With a Chuck Berry lick giving us the come-on Thundermother are off and running with the hard rocking coy-rhyming reverse-sexism couplets of ‘It’s Just A Tease’. It’s high on youthful energy as is the whole of this album, one that frequently gives a saucy nod and a wink to Bon Scott-era AC/DC. ‘FFWF’ most assuredly goes that route as Clare Cunningham sings out “Fight fire with fire!” in a rowdy ‘Ballroom Blitz’ manner.
Cunningham has indeed got a healthy set of pipes on her as she lets rip with a “Woah-yeah” that while a little obvious that we’re adding Zeppelin IV groove to our AC/DC rock boogie on ‘Alright Alright’ is pulled off with aplomb, along with some colourful guitar fills in between. Comparisons to Motorhead and early Girlschool can’t be ignored with the jerky bludgeon of new single ‘Deal With The Devil’ and while you admire their influences, you want them to be a little less blatant, that said it rumbles along well and has a musical shift near the end that’s so slight you might miss it, but is a mischievously invigorating little addition. ‘Give Me Some Lights’ mixes the lyrical joie de vie found in such classics as ‘If You Want Blood’ and ‘Let There Be Rock’ as the girls celebrate the sheer excitement of hitting the stage and rocking out loud, it’s propelled by Linda Strom and Tilda Stenqvist holding down then stirring up the rhythm section end, and as with many of their songs has lyrics intended for crowd participation.
‘Roadkill’ is noisy boogie rock with arms thrust hard in the air. Giorgia Carteri’s rhythm and Filippa Nassil’s lead play off each other in the opening salvo of ‘Enemy’ as Cunningham pours scorn on some bitch who’s done her wrong. Ain’t mother like a woman scorned. That they contradict this down the road with closing number ‘Rock n Roll Sisterhood’ leads to some irony however. Such songs are great rallying chants for the young who think they’re disenfranchised but reality tends to kick in and sour such ideals as you get older. And as this aged soul contemplates such thoughts, ‘Vagabond’ comes on, moving a little slower just like him, guitars in harmony ala Thin Lizzy but more your Southern rock band in overall tone, telling you about life on the open road. It’s the heavy heart-weary moody number you place about three-quarters through your live set, but it rarely misses hitting the emotional spot.

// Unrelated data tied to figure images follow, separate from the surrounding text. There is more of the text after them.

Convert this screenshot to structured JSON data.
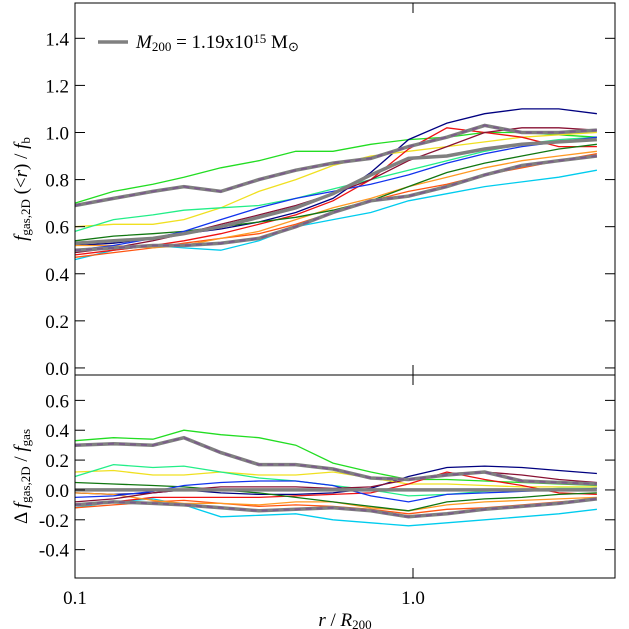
{
  "chart_data": [
    {
      "type": "line",
      "ylabel": [
        "f",
        "gas,2D",
        " (<",
        "r",
        ") / ",
        "f",
        "b"
      ],
      "legend_label": [
        "M",
        "200",
        " = 1.19x10",
        "15",
        " M",
        "⊙"
      ],
      "legend_color": "#808080",
      "x": [
        0.1,
        0.13,
        0.17,
        0.21,
        0.27,
        0.35,
        0.45,
        0.58,
        0.75,
        0.97,
        1.26,
        1.63,
        2.1,
        2.7,
        3.5
      ],
      "xlim": [
        0.1,
        3.96
      ],
      "xticks": [
        0.1,
        1
      ],
      "xlog": true,
      "ylim": [
        -0.03,
        1.55
      ],
      "yticks": [
        {
          "value": 0,
          "label": "0.0"
        },
        0.2,
        0.4,
        0.6,
        0.8,
        {
          "value": 1,
          "label": "1.0"
        },
        1.2,
        1.4
      ],
      "series": [
        {
          "color": "#22dd22",
          "values": [
            0.7,
            0.75,
            0.78,
            0.81,
            0.85,
            0.88,
            0.92,
            0.92,
            0.95,
            0.97,
            0.98,
            1.0,
            1.0,
            0.99,
            0.98
          ]
        },
        {
          "color": "#000080",
          "values": [
            0.52,
            0.53,
            0.55,
            0.57,
            0.59,
            0.62,
            0.66,
            0.72,
            0.83,
            0.97,
            1.04,
            1.08,
            1.1,
            1.1,
            1.08
          ]
        },
        {
          "color": "#00ccee",
          "values": [
            0.46,
            0.5,
            0.52,
            0.51,
            0.5,
            0.54,
            0.6,
            0.63,
            0.66,
            0.71,
            0.74,
            0.77,
            0.79,
            0.81,
            0.84
          ]
        },
        {
          "color": "#f0e020",
          "values": [
            0.6,
            0.61,
            0.61,
            0.63,
            0.68,
            0.75,
            0.8,
            0.86,
            0.9,
            0.92,
            0.94,
            0.96,
            0.98,
            0.99,
            1.0
          ]
        },
        {
          "color": "#22ee88",
          "values": [
            0.58,
            0.63,
            0.65,
            0.67,
            0.68,
            0.69,
            0.72,
            0.76,
            0.8,
            0.84,
            0.88,
            0.92,
            0.95,
            0.97,
            0.98
          ]
        },
        {
          "color": "#ee1111",
          "values": [
            0.48,
            0.5,
            0.52,
            0.54,
            0.57,
            0.61,
            0.65,
            0.71,
            0.8,
            0.93,
            1.02,
            1.0,
            0.98,
            0.94,
            0.94
          ]
        },
        {
          "color": "#ff5511",
          "values": [
            0.47,
            0.49,
            0.51,
            0.53,
            0.55,
            0.57,
            0.61,
            0.66,
            0.71,
            0.75,
            0.78,
            0.82,
            0.85,
            0.88,
            0.91
          ]
        },
        {
          "color": "#ff9922",
          "values": [
            0.52,
            0.52,
            0.51,
            0.52,
            0.55,
            0.58,
            0.63,
            0.68,
            0.72,
            0.77,
            0.81,
            0.85,
            0.88,
            0.9,
            0.92
          ]
        },
        {
          "color": "#117711",
          "values": [
            0.54,
            0.56,
            0.57,
            0.58,
            0.6,
            0.62,
            0.64,
            0.67,
            0.71,
            0.77,
            0.83,
            0.87,
            0.9,
            0.93,
            0.95
          ]
        },
        {
          "color": "#1133ee",
          "values": [
            0.5,
            0.52,
            0.55,
            0.58,
            0.63,
            0.68,
            0.72,
            0.75,
            0.78,
            0.82,
            0.87,
            0.91,
            0.94,
            0.96,
            0.98
          ]
        },
        {
          "color": "#881133",
          "values": [
            0.49,
            0.51,
            0.54,
            0.57,
            0.61,
            0.65,
            0.69,
            0.74,
            0.8,
            0.88,
            0.94,
            1.0,
            1.02,
            1.02,
            1.01
          ]
        },
        {
          "color": "#808080",
          "dash_color": "#7a5a8a",
          "values": [
            0.69,
            0.72,
            0.75,
            0.77,
            0.75,
            0.8,
            0.84,
            0.87,
            0.89,
            0.94,
            0.98,
            1.03,
            1.0,
            1.0,
            1.01
          ]
        },
        {
          "color": "#808080",
          "dash_color": "#7a5a8a",
          "values": [
            0.5,
            0.51,
            0.52,
            0.52,
            0.53,
            0.55,
            0.6,
            0.66,
            0.71,
            0.73,
            0.77,
            0.82,
            0.86,
            0.88,
            0.9
          ]
        },
        {
          "color": "#808080",
          "values": [
            0.53,
            0.54,
            0.55,
            0.57,
            0.6,
            0.64,
            0.68,
            0.74,
            0.82,
            0.89,
            0.9,
            0.93,
            0.95,
            0.96,
            0.97
          ]
        }
      ]
    },
    {
      "type": "line",
      "ylabel": [
        "Δ ",
        "f",
        "gas,2D",
        " / ",
        "f",
        "gas"
      ],
      "xlabel": [
        "r",
        " / ",
        "R",
        "200"
      ],
      "x": [
        0.1,
        0.13,
        0.17,
        0.21,
        0.27,
        0.35,
        0.45,
        0.58,
        0.75,
        0.97,
        1.26,
        1.63,
        2.1,
        2.7,
        3.5
      ],
      "xlim": [
        0.1,
        3.96
      ],
      "xticks": [
        0.1,
        {
          "value": 1,
          "label": "1.0"
        }
      ],
      "xlog": true,
      "ylim": [
        -0.59,
        0.77
      ],
      "yticks": [
        -0.4,
        -0.2,
        {
          "value": 0,
          "label": "0.0"
        },
        0.2,
        0.4,
        0.6
      ],
      "series": [
        {
          "color": "#22dd22",
          "values": [
            0.33,
            0.35,
            0.34,
            0.4,
            0.37,
            0.35,
            0.3,
            0.18,
            0.12,
            0.07,
            0.07,
            0.06,
            0.05,
            0.04,
            0.03
          ]
        },
        {
          "color": "#000080",
          "values": [
            -0.02,
            -0.03,
            -0.02,
            0.0,
            -0.02,
            -0.03,
            -0.03,
            -0.02,
            0.01,
            0.09,
            0.15,
            0.16,
            0.15,
            0.13,
            0.11
          ]
        },
        {
          "color": "#00ccee",
          "values": [
            -0.12,
            -0.08,
            -0.06,
            -0.1,
            -0.18,
            -0.17,
            -0.16,
            -0.2,
            -0.22,
            -0.24,
            -0.22,
            -0.2,
            -0.18,
            -0.16,
            -0.13
          ]
        },
        {
          "color": "#f0e020",
          "values": [
            0.12,
            0.13,
            0.1,
            0.1,
            0.12,
            0.1,
            0.1,
            0.12,
            0.08,
            0.04,
            0.04,
            0.03,
            0.02,
            0.02,
            0.02
          ]
        },
        {
          "color": "#22ee88",
          "values": [
            0.09,
            0.17,
            0.15,
            0.16,
            0.12,
            0.08,
            0.06,
            0.03,
            0.0,
            -0.04,
            -0.03,
            -0.01,
            0.0,
            0.01,
            0.01
          ]
        },
        {
          "color": "#ee1111",
          "values": [
            -0.1,
            -0.08,
            -0.05,
            -0.05,
            -0.05,
            -0.05,
            -0.04,
            -0.03,
            -0.02,
            0.04,
            0.12,
            0.07,
            0.03,
            -0.02,
            -0.03
          ]
        },
        {
          "color": "#ff5511",
          "values": [
            -0.12,
            -0.1,
            -0.08,
            -0.07,
            -0.09,
            -0.11,
            -0.1,
            -0.11,
            -0.13,
            -0.16,
            -0.13,
            -0.12,
            -0.1,
            -0.08,
            -0.06
          ]
        },
        {
          "color": "#ff9922",
          "values": [
            -0.02,
            -0.03,
            -0.07,
            -0.09,
            -0.09,
            -0.1,
            -0.08,
            -0.08,
            -0.12,
            -0.14,
            -0.1,
            -0.08,
            -0.07,
            -0.06,
            -0.05
          ]
        },
        {
          "color": "#117711",
          "values": [
            0.05,
            0.04,
            0.03,
            0.02,
            0.0,
            -0.02,
            -0.05,
            -0.08,
            -0.11,
            -0.14,
            -0.08,
            -0.06,
            -0.05,
            -0.03,
            -0.02
          ]
        },
        {
          "color": "#1133ee",
          "values": [
            -0.05,
            -0.04,
            -0.01,
            0.03,
            0.05,
            0.06,
            0.06,
            0.03,
            -0.04,
            -0.08,
            -0.03,
            -0.02,
            -0.01,
            0.0,
            0.01
          ]
        },
        {
          "color": "#881133",
          "values": [
            -0.08,
            -0.06,
            -0.02,
            0.0,
            0.02,
            0.02,
            0.02,
            0.01,
            0.02,
            0.07,
            0.11,
            0.12,
            0.1,
            0.07,
            0.05
          ]
        },
        {
          "color": "#808080",
          "dash_color": "#7a5a8a",
          "values": [
            0.3,
            0.31,
            0.3,
            0.35,
            0.25,
            0.17,
            0.17,
            0.14,
            0.08,
            0.07,
            0.1,
            0.12,
            0.06,
            0.05,
            0.04
          ]
        },
        {
          "color": "#808080",
          "dash_color": "#7a5a8a",
          "values": [
            -0.1,
            -0.08,
            -0.09,
            -0.1,
            -0.12,
            -0.14,
            -0.13,
            -0.12,
            -0.14,
            -0.18,
            -0.16,
            -0.13,
            -0.11,
            -0.09,
            -0.06
          ]
        },
        {
          "color": "#808080",
          "values": [
            0,
            0,
            0,
            0,
            0,
            0,
            0,
            0,
            0,
            0,
            0,
            0,
            0,
            0,
            0
          ]
        }
      ]
    }
  ]
}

‘Thunder Machine’ moves to a steady grinding sexual beat, with a little rock ’n’ roll riff of the sort Angus made sound brand new when the world was Young, and has Nassil doing so here again, inflecting it with adlibs at various points, with the kind of dramatic chord pauses Page used to throw in for good effect. Is a thunder machine an amp, a guitar or some metaphor for the whole rock and roll lifestyle that once you’re on it’s hard to get off? Damned if know, maybe it’s a bigger version of Humble Pie’s ‘Thunder Box’. Who cares, this one works to a different beat; one for those wanting to get horny.
Thundermother’s Rock N’ Roll Disaster reached #2 in the Swedish national charts, that Road Fever will follow suit I have no doubt. It’s an exuberant cornucopia of raw and raucous hard ‘n’ heavy rock ’n’ roll, with songs that at times are all so innocently fun and at others downright raunchy. That as they develop and reach out to a wider audience they will need to expand their template and rely less on their influences should become apparent to them, but for now they’re young and can do what the hell they like.